Project Title: Parks and Health
The Parks and Health study is being conducted in partnership with the National Parks Board (Singapore). It is hypothesized that the distance, size, and features of green spaces such as parks are directly and/or indirectly associated with an individual’s health and wellbeing. Therefore, this study aims to investigate how parks contribute to overall health and wellbeing; and, how parks are currently used by a population-based sample of Singaporean adults.

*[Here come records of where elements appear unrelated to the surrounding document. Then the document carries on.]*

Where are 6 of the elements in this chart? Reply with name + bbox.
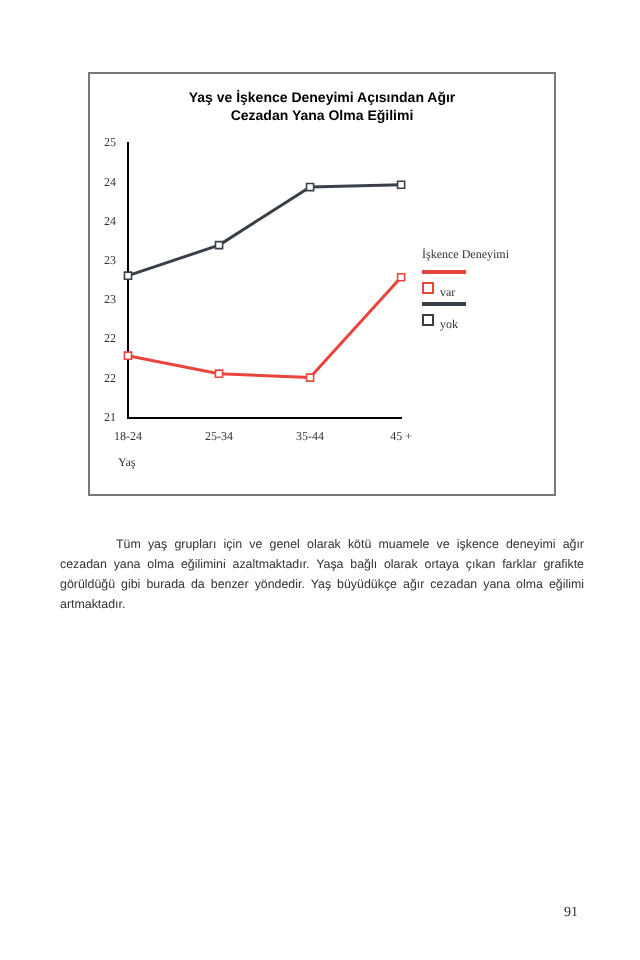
point (396, 273, 406, 282)
point (123, 271, 133, 281)
point (396, 180, 406, 190)
point (305, 373, 315, 383)
point (123, 351, 133, 361)
point (214, 369, 224, 379)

To achieve the study aims three work packages are underway.
Work Package 1
In the first work package – geospatial analysis – we will gather information on the attributes of parks, including their size and location. Geographic Information System (GIS) ‘layers’ provided by the National Parks Board will be used. They will be applied to regions based on the postal codes of all participants enrolled in the Singapore Population Health Study (SPHS) cohorts. At a macro level, this work package will investigate the association between parks and health and wellbeing. At a micro level, it will identify the specific attributes of parks that are associated with health behaviours, health and wellbeing. A unique aspect of the study is the use of park creation dates to enable longitudinal tests of associations between parks and health.
Work Package 2
In the second work package, approximately 3000 participants enrolled on the SPHS cohort studies will be approached to complete a survey. It will assess their use and engagement with the built environment, especially parks, and related factors.
Work Package 3
The third work package includes objective monitoring of physical activity and location with a sub sample of n = 500 individuals who have completed the survey in Work Package 2. We will use accelerometers to monitor physical activity and a mobile application to monitor location and how participants move about their environment. The location data will be time-matched with the accelerometer data to determine physical activity within parks and other contexts.